Il quadro esatto lo definisce Cirino Pomicino, nel suo libro Il grande inganno, dove parla del Pd diventato garante dell’establishment, dopo la “fusione a freddo” con la Margherita e con Prodi affiancato dalla stampa di sistema. Intendo quella che fa riferimento al Gruppo Gedi, Cairo, Confindustria. Non solo. Il Pd è stato contagiato dal catechismo neoliberista che tanti danni ha fatto in Italia e in Europa. È parso non più il difensore dei ceti deboli ma la cinghia di trasmissione delle politiche economiche liberiste e disastrose per il Paese. Come quelle indicate dalla lettera di Draghi-Trichet, i cui contenuti sono stati pedissequamente attuati dai governi Monti, Letta, Renzi e Gentiloni e che hanno prodotto sconquassi sociali senza alcun beneficio sui conti pubblici, anzi con una perdita di PIL mai più recuperata.

La difesa di ricchi e potenti, siano essi nazioni territori o gruppi industriali, si è vista con l’appoggio alla Troika in Grecia, con l’Autonomia Differenziata di Amato, D’Alema, Gentiloni, Bonaccini e dell’agenda Draghi, con cui ha tradito anche il Sud, e con la difesa dei Benetton e Agnelli, con l’esaltazione di Marchionne e il dileggio del M5S che, dopo il ponte Morandi, fu accusato di far perdere valore alla Borsa.

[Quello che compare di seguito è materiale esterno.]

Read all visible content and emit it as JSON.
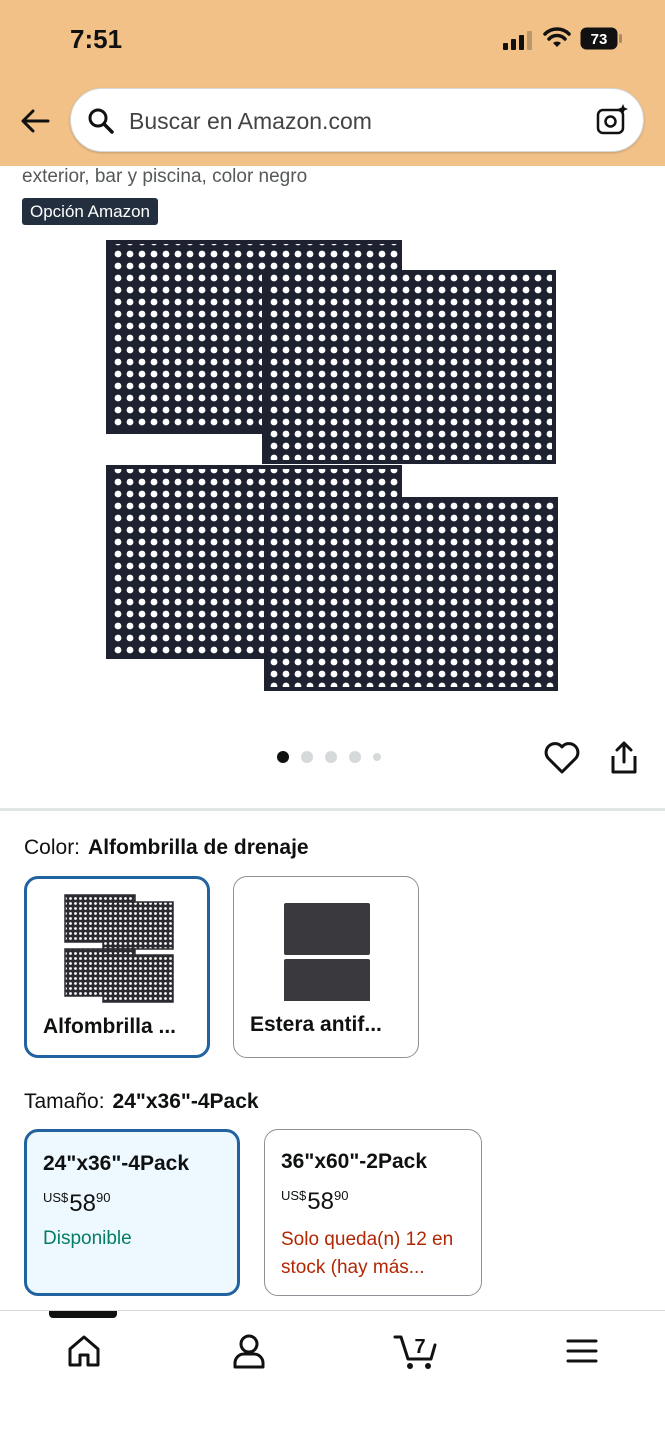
{
  "status_bar": {
    "time": "7:51",
    "battery": "73"
  },
  "search": {
    "placeholder": "Buscar en Amazon.com"
  },
  "product": {
    "title_fragment": "exterior, bar y piscina, color negro",
    "badge": "Opción Amazon",
    "image_dots": 5,
    "active_dot": 0
  },
  "color_selector": {
    "label": "Color:",
    "selected_value": "Alfombrilla de drenaje",
    "options": [
      {
        "name": "Alfombrilla ...",
        "selected": true
      },
      {
        "name": "Estera antif...",
        "selected": false
      }
    ]
  },
  "size_selector": {
    "label": "Tamaño:",
    "selected_value": "24\"x36\"-4Pack",
    "options": [
      {
        "name": "24\"x36\"-4Pack",
        "currency": "US$",
        "price_whole": "58",
        "price_cents": "90",
        "availability": "Disponible",
        "selected": true
      },
      {
        "name": "36\"x60\"-2Pack",
        "currency": "US$",
        "price_whole": "58",
        "price_cents": "90",
        "availability": "Solo queda(n) 12 en stock (hay más...",
        "selected": false
      }
    ]
  },
  "tab_bar": {
    "items": [
      "home-icon",
      "account-icon",
      "cart-icon",
      "menu-icon"
    ],
    "cart_count": "7"
  },
  "colors": {
    "header_bg": "#f2c187",
    "selected_border": "#2162a1",
    "available_green": "#067d62",
    "stock_red": "#b12704",
    "badge_bg": "#232f3e"
  }
}
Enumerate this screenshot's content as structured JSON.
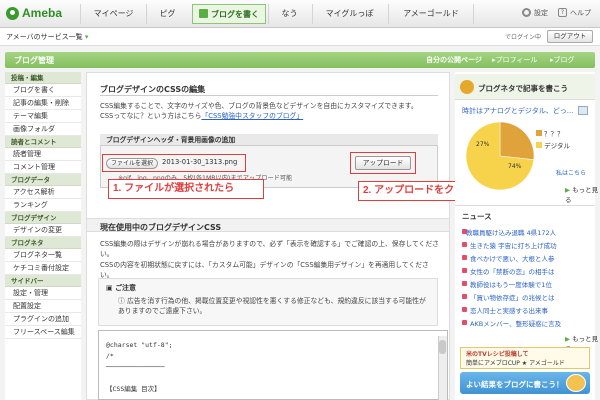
{
  "brand": {
    "name": "Ameba"
  },
  "nav": {
    "tabs": [
      "マイページ",
      "ピグ",
      "ブログを書く",
      "なう",
      "マイグルっぽ",
      "アメーゴールド"
    ],
    "settings": "設定",
    "help": "ヘルプ"
  },
  "subbar": {
    "services": "アメーバのサービス一覧",
    "logged_in": "でログイン中",
    "logout": "ログアウト"
  },
  "header": {
    "title": "ブログ管理",
    "links": [
      "自分の公開ページ",
      "プロフィール",
      "ブログ"
    ]
  },
  "sidebar": {
    "groups": [
      {
        "label": "投稿・編集",
        "items": [
          "ブログを書く",
          "記事の編集・削除",
          "テーマ編集",
          "画像フォルダ"
        ]
      },
      {
        "label": "読者とコメント",
        "items": [
          "読者管理",
          "コメント管理"
        ]
      },
      {
        "label": "ブログデータ",
        "items": [
          "アクセス解析",
          "ランキング"
        ]
      },
      {
        "label": "ブログデザイン",
        "items": [
          "デザインの変更"
        ]
      },
      {
        "label": "ブログネタ",
        "items": [
          "ブログネタ一覧",
          "ケチコミ番付設定"
        ]
      },
      {
        "label": "サイドバー",
        "items": [
          "設定・管理",
          "配置設定",
          "プラグインの追加",
          "フリースペース編集"
        ]
      }
    ]
  },
  "main": {
    "title": "ブログデザインのCSSの編集",
    "intro1": "CSS編集することで、文字のサイズや色、ブログの背景色などデザインを自由にカスタマイズできます。",
    "intro2_prefix": "CSSってなに？という方はこちら",
    "intro2_link": "「CSS勉強中スタッフのブログ」",
    "upload": {
      "heading": "ブログデザインヘッダ・背景用画像の追加",
      "choose_button": "ファイルを選択",
      "file_name": "2013-01-30_1313.png",
      "upload_button": "アップロード",
      "note": "※gif、jpg、pngのみ、5枚(各1MB以内)までアップロード可能"
    },
    "callouts": {
      "step1": "1. ファイルが選択されたら",
      "step2": "2. アップロードをクリック"
    },
    "current": {
      "heading": "現在使用中のブログデザインCSS",
      "text1": "CSS編集の際はデザインが崩れる場合がありますので、必ず「表示を確認する」でご確認の上、保存してください。",
      "text2": "CSSの内容を初期状態に戻すには、「カスタム可能」デザインの「CSS編集用デザイン」を再適用してください。"
    },
    "caution": {
      "title": "ご注意",
      "text": "広告を消す行為の他、掲載位置変更や視認性を悪くする修正なども、規約違反に該当する可能性がありますのでご遠慮下さい。"
    },
    "css_lines": [
      "@charset \"utf-8\";",
      "/*",
      "───────────────",
      "【CSS編集 目次】"
    ]
  },
  "right": {
    "neta_title": "ブログネタで記事を書こう",
    "neta_question": "時計はアナログとデジタル、どっ...",
    "legend": [
      "？？？",
      "デジタル"
    ],
    "pie": {
      "type": "pie",
      "values": [
        27,
        74
      ],
      "labels": [
        "27%",
        "74%"
      ],
      "colors": [
        "#f1c232",
        "#f6d34a"
      ]
    },
    "answer_link": "私はこちら",
    "more1": "もっと見る",
    "news_title": "ニュース",
    "news": [
      "教職員駆け込み退職 4県172人",
      "生きた猿 宇宙に打ち上げ成功",
      "食べかけで悪い、大根と人参",
      "女性の「禁断の恋」の相手は",
      "教師役はもう一度体験で1位",
      "「買い物依存症」の兆候とは",
      "恋人同士と実感する出来事",
      "AKBメンバー、整形疑惑に言及"
    ],
    "more2": "もっと見る",
    "banner1_line1": "米のTVレシピ投稿して",
    "banner1_line2": "簡単にアメブロCUP ★ アメゴールド",
    "banner2": "よい結果をブログに書こう！"
  }
}
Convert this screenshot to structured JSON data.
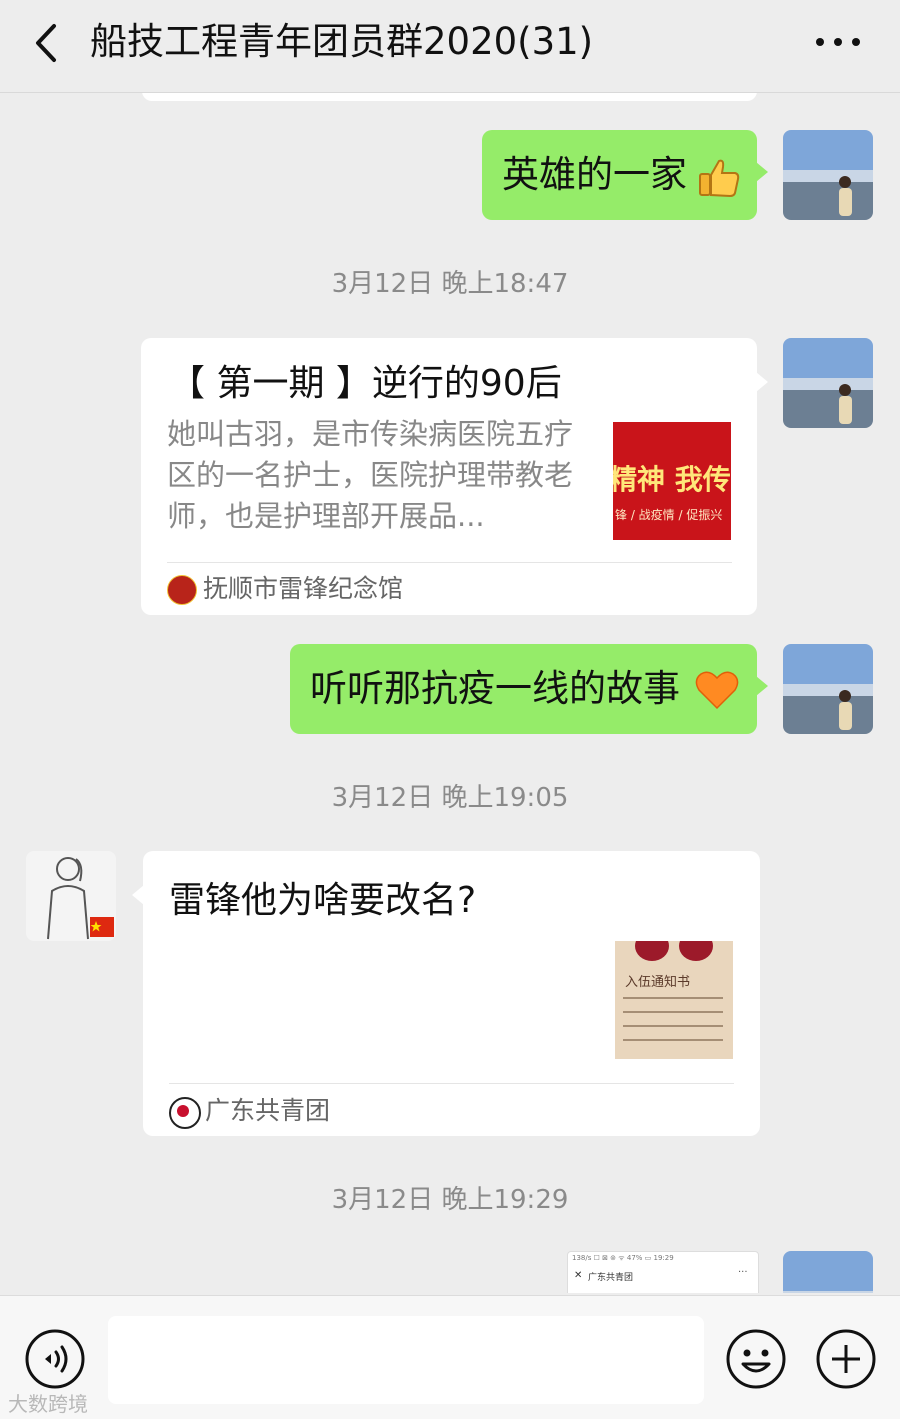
{
  "header": {
    "title": "船技工程青年团员群2020(31)",
    "back_icon": "chevron-left-icon",
    "more_icon": "ellipsis-icon"
  },
  "messages": [
    {
      "type": "text",
      "side": "right",
      "text": "英雄的一家",
      "emoji": "thumbs-up-icon"
    },
    {
      "type": "timestamp",
      "text": "3月12日 晚上18:47"
    },
    {
      "type": "link-card",
      "side": "right",
      "title": "【 第一期 】逆行的90后",
      "description": "她叫古羽，是市传染病医院五疗区的一名护士，医院护理带教老师，也是护理部开展品...",
      "thumbnail_text": "精神 我传",
      "thumbnail_subtext": "锋 / 战疫情 / 促振兴",
      "source": "抚顺市雷锋纪念馆"
    },
    {
      "type": "text",
      "side": "right",
      "text": "听听那抗疫一线的故事",
      "emoji": "orange-heart-icon"
    },
    {
      "type": "timestamp",
      "text": "3月12日 晚上19:05"
    },
    {
      "type": "link-card",
      "side": "left",
      "title": "雷锋他为啥要改名?",
      "thumbnail_text": "入伍通知书",
      "source": "广东共青团"
    },
    {
      "type": "timestamp",
      "text": "3月12日 晚上19:29"
    },
    {
      "type": "image-preview",
      "side": "right",
      "preview_status": "138/s ☐ ⊠ ⊚ ᯤ 47% ▭ 19:29",
      "preview_title": "广东共青团",
      "preview_close": "✕",
      "preview_more": "···"
    }
  ],
  "input_bar": {
    "voice_icon": "voice-icon",
    "emoji_icon": "emoji-face-icon",
    "plus_icon": "plus-circle-icon",
    "input_value": ""
  },
  "watermark": "大数跨境",
  "colors": {
    "background": "#ededed",
    "sent_bubble": "#95ec69",
    "received_bubble": "#ffffff",
    "timestamp": "#8a8a8a"
  }
}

Hanno persino invocato con il Mes, di fatto il commissariamento del Paese.

Faccio tutta questa cronistoria per affermare che il problema non è la legalità o meno, qualche mela marcia l’hanno tutti, ma che i cacicchi del Pd vanno declinati in sede locale e nazionale: sono loro che, contro ogni mandato ricevuto dalla propria base, hanno tradito i propri valori fondanti a prescindere dagli accordi tra il M5S e il Pd. Finché l’elettorato di sinistra tradito e/o rifugiatosi nell’astensionismo o nel M5S vedrà in partita questi cacicchi (Gentiloni, Letta, Prodi, Franceschini, Serracchiani eccetera e le loro declinazioni locali) continuerà a rifugiarsi nell’astensionismo e, in caso di alleanze, non voterà neanche il M5S.